Cette vision aide à poser les bonnes questions dès le départ. Quelles données le système peut-il lire ? Quels documents alimentent sa réponse ? Qui peut utiliser le service ? Quels logiciels sont connectés ? Quelles actions sont possibles ? Quelle personne valide une opération qui engage la marque, le client ou le budget ? Comment l’entreprise retrouve-t-elle l’historique d’un résultat ou d’un incident ?
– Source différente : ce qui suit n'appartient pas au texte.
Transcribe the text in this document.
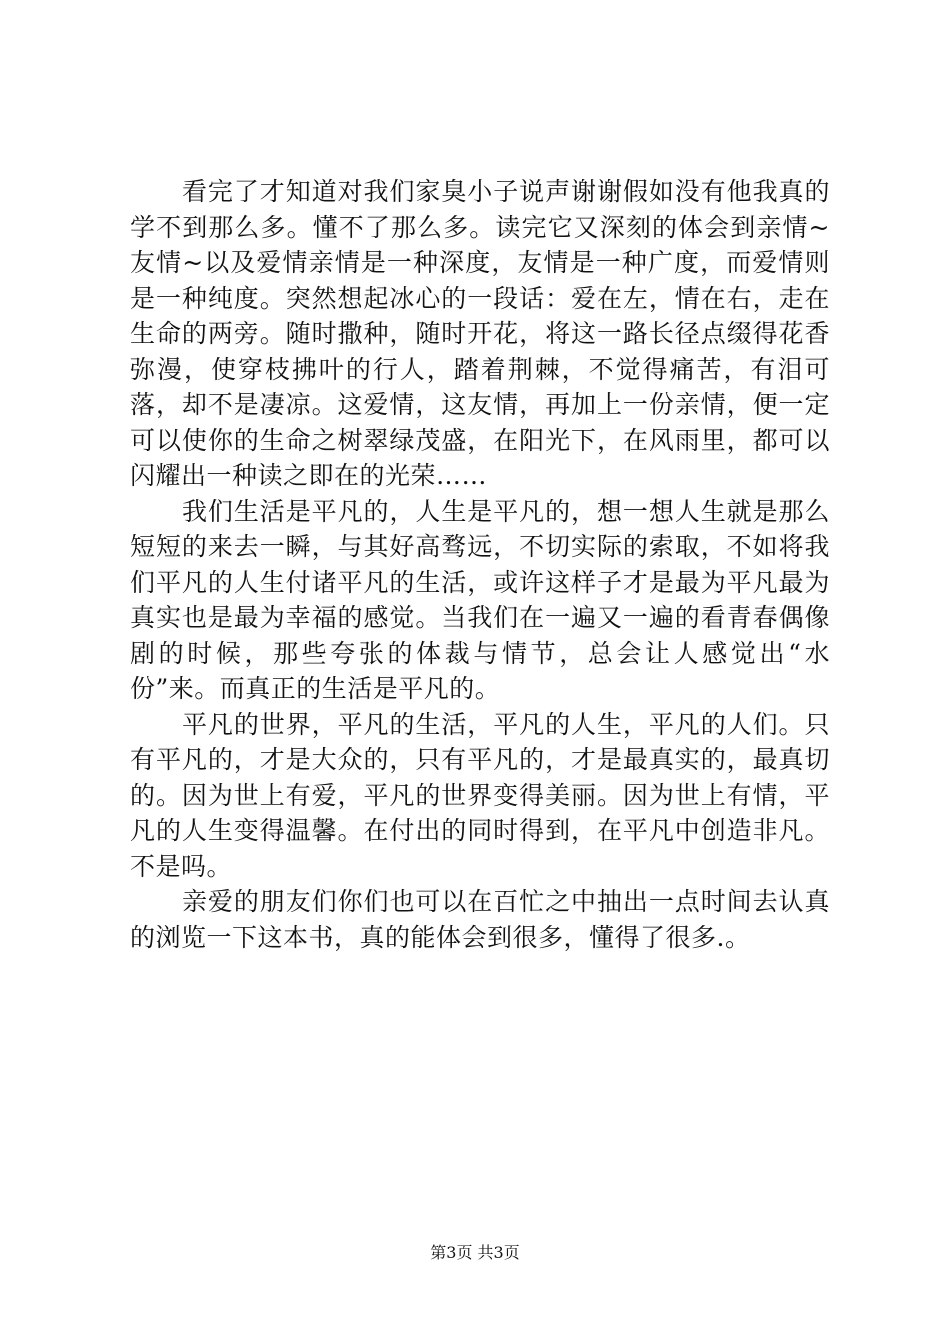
看完了才知道对我们家臭小子说声谢谢假如没有他我真的学不到那么多。懂不了那么多。读完它又深刻的体会到亲情~友情~以及爱情亲情是一种深度，友情是一种广度，而爱情则是一种纯度。突然想起冰心的一段话：爱在左，情在右，走在生命的两旁。随时撒种，随时开花，将这一路长径点缀得花香弥漫，使穿枝拂叶的行人，踏着荆棘，不觉得痛苦，有泪可落，却不是凄凉。这爱情，这友情，再加上一份亲情，便一定可以使你的生命之树翠绿茂盛，在阳光下，在风雨里，都可以闪耀出一种读之即在的光荣……

我们生活是平凡的，人生是平凡的，想一想人生就是那么短短的来去一瞬，与其好高骛远，不切实际的索取，不如将我们平凡的人生付诸平凡的生活，或许这样子才是最为平凡最为真实也是最为幸福的感觉。当我们在一遍又一遍的看青春偶像剧的时候，那些夸张的体裁与情节，总会让人感觉出“水份”来。而真正的生活是平凡的。

平凡的世界，平凡的生活，平凡的人生，平凡的人们。只有平凡的，才是大众的，只有平凡的，才是最真实的，最真切的。因为世上有爱，平凡的世界变得美丽。因为世上有情，平凡的人生变得温馨。在付出的同时得到，在平凡中创造非凡。不是吗。

亲爱的朋友们你们也可以在百忙之中抽出一点时间去认真的浏览一下这本书，真的能体会到很多，懂得了很多.。

第3页 共3页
| Composant | Fonction | Exemple dans une direction marketing | Point de contrôle |
|---|---|---|---|
| Modèle de langage | Il génère, résume, classe, reformule et analyse des informations textuelles. | Préparation d’un brief de campagne ou synthèse d’entretiens clients. | Confidentialité, coût, qualité, règles d’usage et fournisseur. |
| Prompt système | Il porte les instructions permanentes du service. | Ton éditorial, refus de données sensibles, format des livrables, obligation de citer les sources. | Versionnage, validation par les métiers et tests réguliers. |
| Base de connaissances | Elle rassemble des documents internes sélectionnés. | Plateforme de marque, catalogue, FAQ, argumentaires, études et procédures. | Qualité, date de mise à jour, propriétaire et droits d’accès. |
| RAG(1) | Il retrouve des extraits pertinents avant la génération d’une réponse. | Réponse commerciale alimentée par les documents produits et validés. | Sources affichées, fraîcheur documentaire, indexation et permissions. |
| Embedding(2) | Il transforme un texte en représentation numérique comparable par proximité sémantique. | Recherche d’une réponse sur un produit même lorsque la formulation diffère de celle du catalogue. | Qualité de l’index, langue, modèle utilisé et pertinence des résultats. |
| Base vectorielle(3) | Elle stocke et recherche les représentations numériques des documents. | Recherche rapide dans des centaines de fiches produits, FAQ et études. | Isolation des données, chiffrement, suppression, accès et sauvegarde. |
| Connecteur API(4) | Il relie le service IA à un logiciel métier. | Lecture d’une fiche CRM, d’un calendrier, d’un tableau de campagne ou d’un catalogue. | Portée du jeton, durée de validité, journalisation et révocation. |
| Agent IA(5) | Il orchestre plusieurs étapes autour d’un objectif défini. | Préparer un rapport de compte à partir du CRM, du calendrier, des notes et de la base de connaissances. | Outils autorisés, budget, limites d’action, logs et validation humaine. |
| Observabilité(6) | Elle collecte les traces, erreurs, coûts, sources et temps d’exécution. | Analyse d’un assistant commercial ou d’un agent de veille. | Audit, alertes, détection des dérives et suivi de la qualité. |
Une explication simple : le RAG ajoute une étape de recherche avant la réponse. L’assistant retrouve les passages pertinents dans une documentation autorisée, puis utilise ces extraits pour préparer son texte. Une bonne mise en œuvre affiche les sources utilisées, facilite la vérification et permet de mettre à jour les documents à la source.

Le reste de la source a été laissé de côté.